Economic Empowerment QUEST:
QUEST economic development projects are designed to build the resilience of Syrian refugees, especially younger generations, by supporting higher education and vocational training programs to equip Syrian refugees with the skills and knowledge required to succeed in the marketplace. work in the broad sense.
The QFFD funded the development of a study by Rand Corporation on Syrian refugees in neighboring countries. The study which provided policy recommendations on how neighboring countries that are a temporary haven for more than (5) million displaced Syrians can adopt policies that help both refugees and their host communities find better employment while ensuring overall economic stability. Using the data collected, the study provides in-depth analyzes of the existing skills of Syrian refugees in Turkey, Lebanon and Jordan that meet the needs of neighboring countries’ labor markets.

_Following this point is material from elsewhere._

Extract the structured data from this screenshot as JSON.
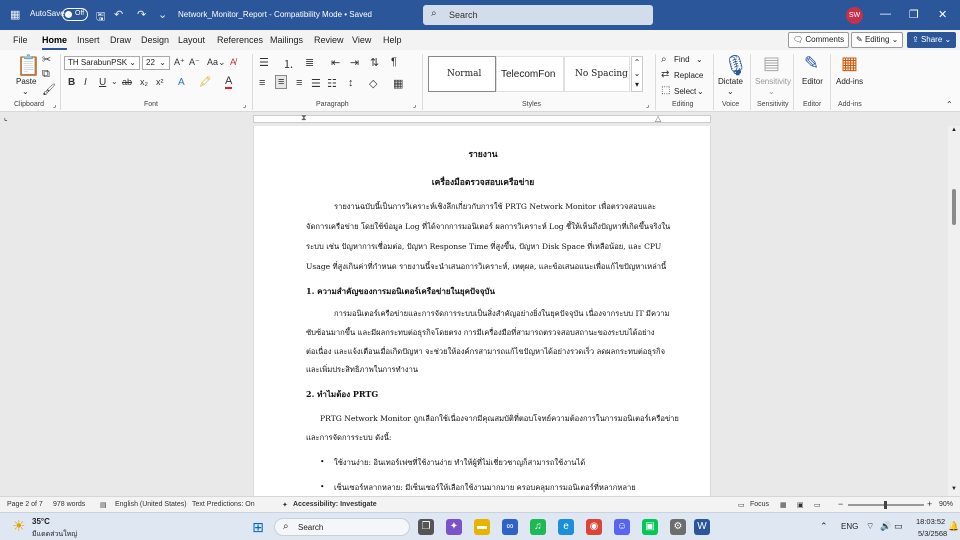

The study specifies the steps needed to match supply and demand; measures to improve the general economic climate and strategies to preserve and improve the social cohesion of refugees and host communities.
Within the framework of economic development, the QFFD contributes through its strategic partnership between Spark and Qatar Charity to promote the stability of Syrian refugees, by investing in young Syrian refugees and facilitating access to quality education. The programs focus on empowerment, rehabilitating skills and creating jobs in entrepreneurial areas that promote independence and stability.
Refugees don’t just leave their homes behind, they leave their dreams, a part of themselves, seeking not just a safe home, but a place that will hold their hopes and their future, and that’s the real focus on which the QFFD works, not only giving refugees their needs today, but thinking ahead and planning sustainably to build the future of refugees.